From left, new Brookfield Police Chief James Purcell, Major John Puglisi, and Captain Peter Frengs
From left, new Brookfield Police Chief James Purcell, Major John Puglisi, and Captain Peter Frengs Photo Credit: Sandra Diamond Fox

BROOKFIELD, Conn. — James Purcell, a veteran officer with 33 years on the force and Brookfield’s new chief, said people shouldn’t feel intimidated by police officers.

“If an officer is in uniform, it means he’s working. If you have a question, you should feel comfortable approaching him," said Purcell, who took over as chief in January, replacing Robin Montgomery who held the position for 16 years.

Purcell has been with the Brookfield Police Department for 33 years, rising up the ranks. He came in as a patrolman in 1983, became sergeant in 1989 and major in 2001.

He said he's satisfied in his new position. “It is the ultimate position within the agency." There are 34 sworn officers on the force.

One of his main concerns since taking over has been the increase in car thefts. “Over the last six months, there has been a rash of stolen vehicles and cars in the middle of the night — this is not just in Brookfield but in all the surrounding towns."

"The people who stole these cars are from the Meriden and Waterbury area," he said. "They go into unlocked cars where the owners left the keys inside, and either take the car or steal items from the car."

"We lost four cars one night, and multiple cars were broken into. Seven cars were stolen over the past three months. This is a huge number for Brookfield," he said.

To prevent being a victim to this crime, Purcell advises removing your keys when leaving the car and never leaving valuables in plain view.
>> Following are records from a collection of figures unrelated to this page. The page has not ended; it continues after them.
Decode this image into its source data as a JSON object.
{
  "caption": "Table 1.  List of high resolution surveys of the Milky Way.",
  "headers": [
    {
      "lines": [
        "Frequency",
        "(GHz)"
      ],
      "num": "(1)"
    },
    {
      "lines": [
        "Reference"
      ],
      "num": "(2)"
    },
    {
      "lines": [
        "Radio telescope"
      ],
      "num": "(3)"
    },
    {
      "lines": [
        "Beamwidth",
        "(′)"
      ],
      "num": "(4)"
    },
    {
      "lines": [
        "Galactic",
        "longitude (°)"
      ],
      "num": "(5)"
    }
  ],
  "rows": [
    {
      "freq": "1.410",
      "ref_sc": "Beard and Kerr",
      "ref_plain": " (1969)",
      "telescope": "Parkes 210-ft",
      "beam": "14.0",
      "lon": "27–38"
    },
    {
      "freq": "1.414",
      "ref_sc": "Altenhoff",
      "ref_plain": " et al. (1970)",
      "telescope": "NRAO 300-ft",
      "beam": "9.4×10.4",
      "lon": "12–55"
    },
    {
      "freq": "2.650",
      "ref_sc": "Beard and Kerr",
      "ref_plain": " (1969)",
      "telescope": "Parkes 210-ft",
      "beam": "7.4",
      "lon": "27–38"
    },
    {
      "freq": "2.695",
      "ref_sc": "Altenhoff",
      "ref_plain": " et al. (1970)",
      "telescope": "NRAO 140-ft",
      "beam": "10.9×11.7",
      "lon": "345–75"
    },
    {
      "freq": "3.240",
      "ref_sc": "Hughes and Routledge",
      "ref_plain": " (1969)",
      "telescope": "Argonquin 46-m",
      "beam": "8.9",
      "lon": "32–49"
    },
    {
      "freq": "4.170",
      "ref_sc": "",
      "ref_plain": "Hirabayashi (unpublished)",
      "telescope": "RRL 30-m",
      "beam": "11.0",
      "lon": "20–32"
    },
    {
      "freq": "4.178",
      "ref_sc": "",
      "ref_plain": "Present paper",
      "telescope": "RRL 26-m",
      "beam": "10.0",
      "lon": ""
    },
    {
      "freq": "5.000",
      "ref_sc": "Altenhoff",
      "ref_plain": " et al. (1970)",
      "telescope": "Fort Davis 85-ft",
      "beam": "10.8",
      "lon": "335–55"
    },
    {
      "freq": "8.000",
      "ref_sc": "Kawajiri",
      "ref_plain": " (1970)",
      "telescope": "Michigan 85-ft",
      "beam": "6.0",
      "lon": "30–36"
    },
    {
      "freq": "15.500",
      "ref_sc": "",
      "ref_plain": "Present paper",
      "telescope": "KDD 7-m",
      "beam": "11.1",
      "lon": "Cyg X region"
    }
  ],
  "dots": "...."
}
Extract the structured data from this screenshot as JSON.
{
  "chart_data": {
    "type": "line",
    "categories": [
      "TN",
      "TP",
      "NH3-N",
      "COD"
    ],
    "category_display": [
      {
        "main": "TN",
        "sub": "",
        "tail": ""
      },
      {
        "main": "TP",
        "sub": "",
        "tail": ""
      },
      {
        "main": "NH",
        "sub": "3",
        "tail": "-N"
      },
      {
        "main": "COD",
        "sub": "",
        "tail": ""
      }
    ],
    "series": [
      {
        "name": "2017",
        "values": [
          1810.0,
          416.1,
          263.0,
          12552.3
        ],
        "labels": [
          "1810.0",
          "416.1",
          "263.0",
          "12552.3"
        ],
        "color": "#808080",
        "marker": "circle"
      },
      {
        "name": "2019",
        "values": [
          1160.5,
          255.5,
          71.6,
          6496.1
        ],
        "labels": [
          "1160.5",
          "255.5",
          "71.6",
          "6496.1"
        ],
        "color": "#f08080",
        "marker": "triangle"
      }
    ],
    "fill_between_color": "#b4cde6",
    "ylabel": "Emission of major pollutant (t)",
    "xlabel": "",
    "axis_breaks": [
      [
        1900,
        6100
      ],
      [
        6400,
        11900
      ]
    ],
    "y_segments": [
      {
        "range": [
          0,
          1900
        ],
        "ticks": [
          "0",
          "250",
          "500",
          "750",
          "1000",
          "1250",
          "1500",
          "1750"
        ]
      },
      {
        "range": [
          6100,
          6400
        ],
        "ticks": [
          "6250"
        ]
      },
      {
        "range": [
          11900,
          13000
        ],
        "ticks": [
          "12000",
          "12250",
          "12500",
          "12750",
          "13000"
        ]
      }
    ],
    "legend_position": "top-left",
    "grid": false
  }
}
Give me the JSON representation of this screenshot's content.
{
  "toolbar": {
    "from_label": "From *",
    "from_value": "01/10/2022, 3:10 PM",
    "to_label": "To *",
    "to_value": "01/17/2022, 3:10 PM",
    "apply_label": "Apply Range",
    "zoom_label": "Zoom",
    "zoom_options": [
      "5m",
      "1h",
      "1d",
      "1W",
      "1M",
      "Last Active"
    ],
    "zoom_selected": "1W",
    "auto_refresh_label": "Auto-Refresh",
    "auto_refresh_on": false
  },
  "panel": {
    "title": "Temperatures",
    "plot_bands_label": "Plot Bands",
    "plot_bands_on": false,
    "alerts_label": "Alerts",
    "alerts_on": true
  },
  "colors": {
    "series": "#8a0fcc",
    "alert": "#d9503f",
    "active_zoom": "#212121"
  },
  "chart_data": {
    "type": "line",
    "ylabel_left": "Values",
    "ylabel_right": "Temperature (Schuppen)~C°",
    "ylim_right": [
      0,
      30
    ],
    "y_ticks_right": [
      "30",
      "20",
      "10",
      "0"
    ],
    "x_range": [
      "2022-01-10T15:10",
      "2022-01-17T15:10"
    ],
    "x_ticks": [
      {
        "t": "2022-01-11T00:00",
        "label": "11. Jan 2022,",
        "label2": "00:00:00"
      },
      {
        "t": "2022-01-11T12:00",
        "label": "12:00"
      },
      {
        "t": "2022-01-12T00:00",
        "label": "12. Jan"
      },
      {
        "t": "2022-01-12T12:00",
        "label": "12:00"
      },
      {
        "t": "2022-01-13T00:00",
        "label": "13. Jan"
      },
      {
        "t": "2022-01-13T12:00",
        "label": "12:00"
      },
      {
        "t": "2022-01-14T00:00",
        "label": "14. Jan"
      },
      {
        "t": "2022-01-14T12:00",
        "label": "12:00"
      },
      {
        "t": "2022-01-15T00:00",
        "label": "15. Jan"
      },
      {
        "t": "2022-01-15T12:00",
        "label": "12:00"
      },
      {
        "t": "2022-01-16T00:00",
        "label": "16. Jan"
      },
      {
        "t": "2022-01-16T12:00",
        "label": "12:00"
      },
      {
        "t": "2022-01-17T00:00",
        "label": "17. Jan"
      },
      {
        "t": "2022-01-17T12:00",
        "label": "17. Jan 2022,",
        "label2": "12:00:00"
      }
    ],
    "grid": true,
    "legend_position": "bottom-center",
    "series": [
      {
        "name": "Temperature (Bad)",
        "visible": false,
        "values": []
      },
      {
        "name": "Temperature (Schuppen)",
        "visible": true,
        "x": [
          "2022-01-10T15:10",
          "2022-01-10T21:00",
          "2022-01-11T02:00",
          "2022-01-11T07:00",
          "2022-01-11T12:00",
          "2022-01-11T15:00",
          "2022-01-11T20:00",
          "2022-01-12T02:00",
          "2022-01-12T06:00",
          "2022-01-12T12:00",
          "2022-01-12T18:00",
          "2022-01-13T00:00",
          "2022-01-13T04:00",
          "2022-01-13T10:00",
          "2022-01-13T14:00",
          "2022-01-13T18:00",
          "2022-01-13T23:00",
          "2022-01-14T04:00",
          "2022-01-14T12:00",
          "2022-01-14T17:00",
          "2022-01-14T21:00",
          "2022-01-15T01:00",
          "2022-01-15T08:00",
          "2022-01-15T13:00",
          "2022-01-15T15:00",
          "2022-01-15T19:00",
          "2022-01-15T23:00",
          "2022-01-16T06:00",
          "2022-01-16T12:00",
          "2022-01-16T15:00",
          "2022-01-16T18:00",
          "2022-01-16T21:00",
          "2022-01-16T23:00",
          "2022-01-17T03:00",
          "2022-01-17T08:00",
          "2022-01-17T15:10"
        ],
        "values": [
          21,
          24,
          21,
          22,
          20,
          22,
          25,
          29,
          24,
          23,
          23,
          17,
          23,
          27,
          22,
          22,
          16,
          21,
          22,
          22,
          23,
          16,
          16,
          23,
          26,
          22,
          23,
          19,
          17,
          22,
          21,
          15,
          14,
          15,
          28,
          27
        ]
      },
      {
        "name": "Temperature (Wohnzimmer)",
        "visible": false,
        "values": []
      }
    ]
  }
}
Another concern is speeding. And as the weather gets warmer, drivers should expect cyclists and runners alongside them on the roads.

“As people move outside and start to bicycle, walk or run, be considerate. Keep speeds at a reasonable rate and act accordingly. Always yield to pedestrians," he said.

Police are involved in ongoing efforts to crack down texting while driving, Purcell said.

In April, Brookfield will be participating in a High Visibility Distracted Driving Enforcement campaign. “We will have patrols out on the roads, concentrating on people who are texting and driving, and we will ticket them," he said.

The town's officers are also striving to become more engaged with the community through their “Coffee with a Cop” program.

“This is a forum that we hold every few months where people can come in and sit down with one of our patrol officers, have a cup of coffee and talk about any concerns they may have," he said.

Purcell said he likes the small-town feeling of Brookfield. “You get to know people a little more intimately here than in a bigger city. You develop relationships here.

"When you go shopping, you run into the people you know — that’s the beauty of a small town."